Dr. James Armer, a veterinary classmate, said Dr. Black was a character even then.
“We all could see where he was going. The questions he’d ask in class would have this little lighthearted side to them that ended up in his writing and poetry,” Dr. Armer said. “He always had a different way of looking at things that was also right on. It didn’t surprise me at all that he ended up going in the direction he did. He was our generation’s Will Rogers.”
Dr. Black also became known for putting together the class’s yearbook, “Retained Memories,” a play on retained fetal membranes in cows. He drew cartoons of classmates with fun descriptors.
Drs. Jim and Allyson Schafer were also classmates with Dr.
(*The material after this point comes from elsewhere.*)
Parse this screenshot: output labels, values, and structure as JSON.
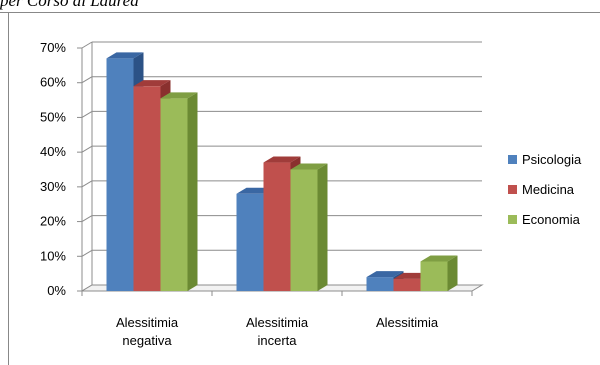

Black. Dr. Jim Schafer played in a band, Los Mulas Musicales, with Dr. Black. Dr. Allyson Schafer said Dr. Black was the glue that held the close-knit class together.
“He knew all of our classmates pretty well and all their kids and names and kept track of everyone,” Dr. Allyson Schafer said. “He did a lot of traveling around the country doing cowboy poetry. He would always call when near classmates, and we’d go to his programs when he was close enough.”
Dr. Black’s first job was at a feedlot in California, but he then became the company veterinarian for Simplot Livestock Co. based in Idaho. After 10 years, he took a job with an animal health company as the on-call veterinarian. In addition to his regular veterinary duties, Dr. Black began speaking at conventions and banquets on behalf of the company. He was supposed to be giving educational talks but became tired of them. He began to instead give humorous speeches and play his guitar.
In 1980, the Record Stockman out of Denver published the first entry in the column “On the Edge of Common Sense,” and he began publishing his poetry books. In all, he wrote nearly 30 books, which range from poetry and philosophy to novels and self-help books. One of his self-help books, “Lessons from a Desperado Poet: How to Find Your Way When You Don’t Have a Map, How to Win the Game When You Don’t Know the Rules, and When Someone Says It Can’t be Done, What They Really Mean Is They Can’t Do It,” offers 118 life lessons and serves as an autobiography.
Dr. Black met his wife, Cindy Lou, in 1982 at a meeting of the Arizona Cattle Growers Association. He adopted her daughter, Jennifer, and the couple later had a son, Guy. The family settled in Arizona.
Dr. Black continued with speaking engagements, including giving talks at the 2003 and 2007 Student AVMA symposiums. In late 2021, he retired from writing and speaking because of health issues.
Dr. Black is survived by his wife, son, and daughter as well as four grandchildren and two brothers. Memorials may be made to Canine Companions, 2965 Dutton Ave., Santa Rosa, CA 95407, or the J. F. Shea Therapeutic Riding Center, 26284 Oso Road, San Juan Capistrano, CA 92675.